What Ireland lacks now are statesmen who can make the case that recovery is possible
The screen at Manchester airport tells me I’m about to board an Aer Lingus flight to Dublin, but there’s a Lufthansa plane at the gate. ‘Blimey,’ I mutter, ‘this bailout’s moving fast.’ I’m looking at the wrong gate, however, and it’s an Aer Lingus stewardess who becomes the first of many people during my 36-hour visit to wish me ‘the best of luck’. Luck looms large in the Irish psyche and it’s what they long for right now — an oil find would help, I hear one passenger remark — plus a bit less attention from world markets and media. For a country whose economy is little bigger than Manchester’s, the glare of global attention is traumatic. The last thing they’ll welcome, I guess, is another doorstepping foreign columnist.
So thank goodness for talkative taxi drivers.

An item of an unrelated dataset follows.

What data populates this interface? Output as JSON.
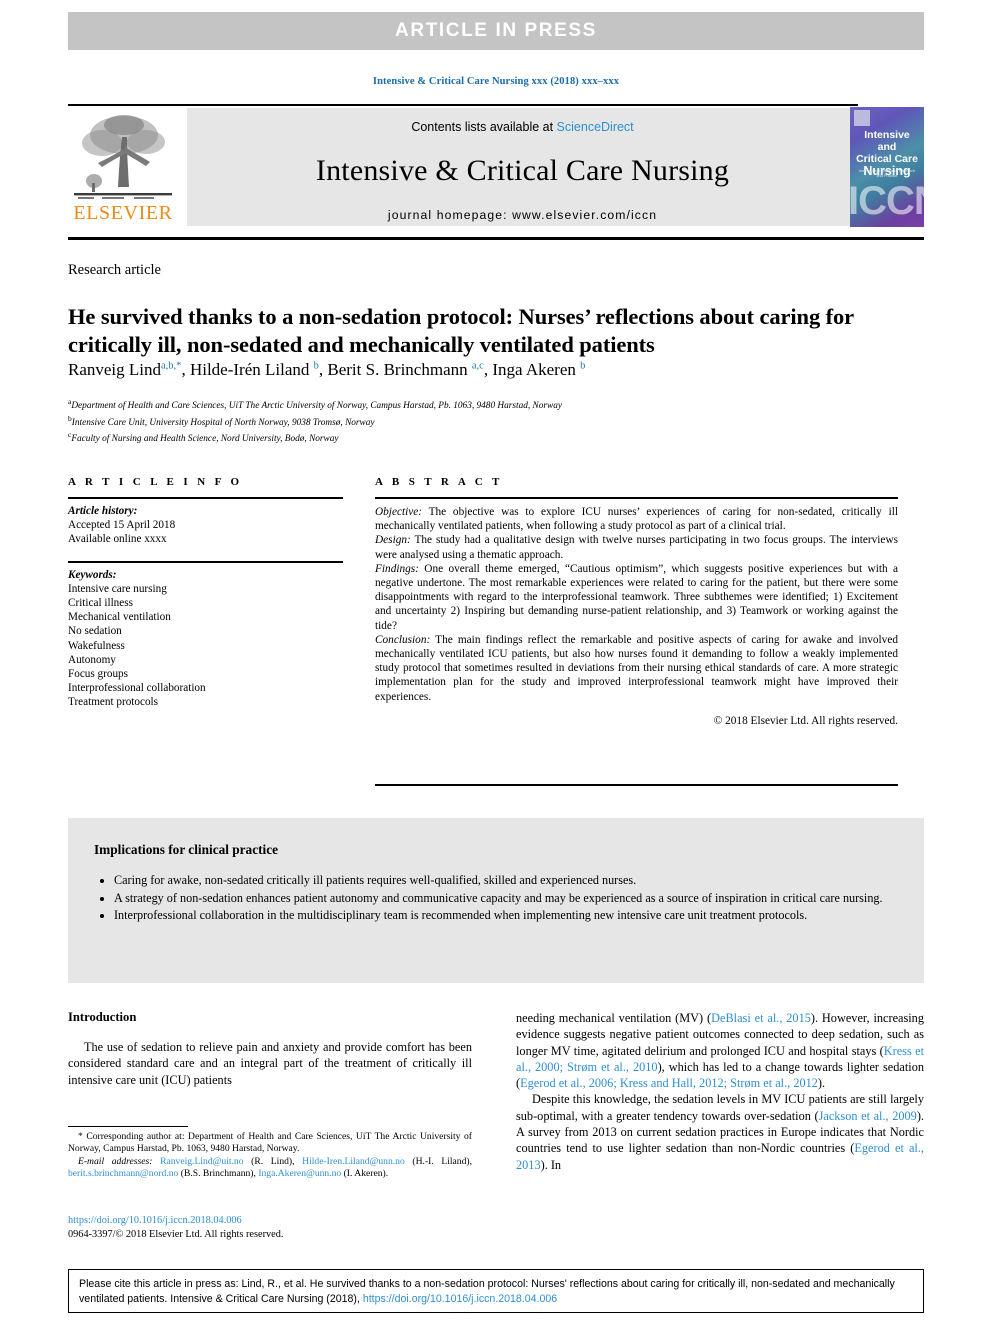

The first gives me a vernacular version of Kevin Myers’s recent Spectator rant about the cronyism of the Irish political class. ‘Here’s where one of the big fellahs drinks,’ he says, as we pass Fagan’s Bar in the suburb of Drumcondra, where Bertie Ahern, who presided as taoiseach during the decade-long boom while fending off multiple allegations about his personal finances, can be found supping Bass and contemplating his country’s ruin.
The next driver tells me he’s behind on his mortgage and business is thin. ‘But all I need’s a couple of good months and a bit of luck, an’ I’ll be fine.’ A third points out a sign of hard times I haven’t seen since I was in Eastern Europe 20 years ago: entire blocks of flats, in mid-evening, with not a single electric light on. But he roars with laughter as he tells me about a man from his own flats who was a sand-blaster by trade but claimed to be a builder when the boom came, won some contracts, made out like a bandit, bought a string of racehorses and lived the Irish dream.